O mistério sobre essas três formas ainda estava incompleto, mas estava muito mais claro do que as duas presenças que habitavam meu espírito. Eles são as formas de poder que herdei dos meus antepassados, obras inatas que foram passadas para mim através da linhagem familiar. Passei meus olhos pelos três totens antes de parar no totem com linhas verdes. Um breve oscilar de descontentamento passou por mim ao saber de quem herdei esse poder.
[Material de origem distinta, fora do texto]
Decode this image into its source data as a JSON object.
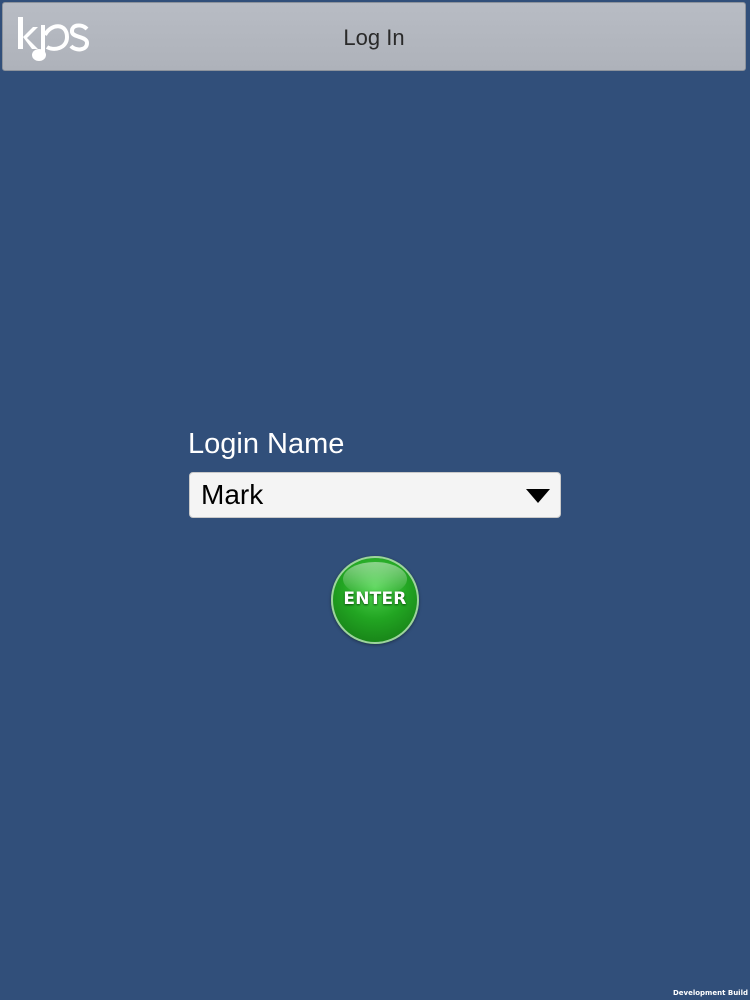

Minha família materna… os Marvolos.
Sinceramente, sei extremamente pouco sobre eles ou sobre meu avô materno, mas minha mãe o odeia, então devem ser o tipo de pessoa que eu também desgosto. Deixei esse sentimento de lado para limpar minha mente, todos os três guardam uma forma de conhecimento que posso acessar se me concentrar. Os ensinamentos da Minstra ainda estão em seu começo, mas já tenho o suficiente para praticar.
Virei minha cabeça para encontrar a loba sentada ao meu lado, seus olhos estavam fechados em uma forma de meditação enquanto eu a observava. Parando para pensar, quando eu voltar e ela cumprir o nosso acordo, vou ter que conversar com minha mãe sobre o passado… Minha barriga gelou enquanto imaginava possíveis cenários, mas no final, se eu ceder a esses medos e voltar atrás… nada vai mudar.
Que… titica.
— Já se arrependeu? Até que foi um pouco mais rápido do que imaginei — Minstra falou em minha mente.
— Eu só preciso de algum tempo… estou me preparando para isso.
Suas orelhas abanaram antes de me responder.
— Crianças crescem rápido demais, sua inocência se esvai no afluente da maturidade e responsabilidades que você delega a si, talvez sua mãe esteja errada em sempre vê-lo como uma criança… mas você teria coragem de afirmar isso?
Fiquei em silêncio, impedindo que qualquer pensamento tentasse refutar suas palavras sem antes entendê-las.
— Seu tempo como uma criança está se esgotando e logo você terá que escolher o que quer ser, você sabe disso, mas sinceramente… acha que está pronto para essa escolha?
Apoiei minha cabeça sobre meus joelhos, observando a essência do meu espírito queimar na forma de uma simples fogueira. Aprender sobre os círculos do oculto vai me trazer conhecimento sobre o paranormal em primeira mão, ele pode me permitir olhar mais fundo em mim, mas e se eu apenas encontrar uma sala vazia? Eu quero construir algo… encher meu peito com lembranças de pessoas que amo.
É realmente isso que quero?
Minstra também me ensinou um pouco sobre os principais causadores de problemas na nossa sociedade, além dos próprios humanos. Uma fonte de um poder que alimenta grandes males do sobrenatural, ela descreveu a Obscuridade como sendo uma espécie de força ou entidade, mas existem muitas outras representações. Além dela e suas crias, quantos outros males ainda existem ou foram criados? Muitos…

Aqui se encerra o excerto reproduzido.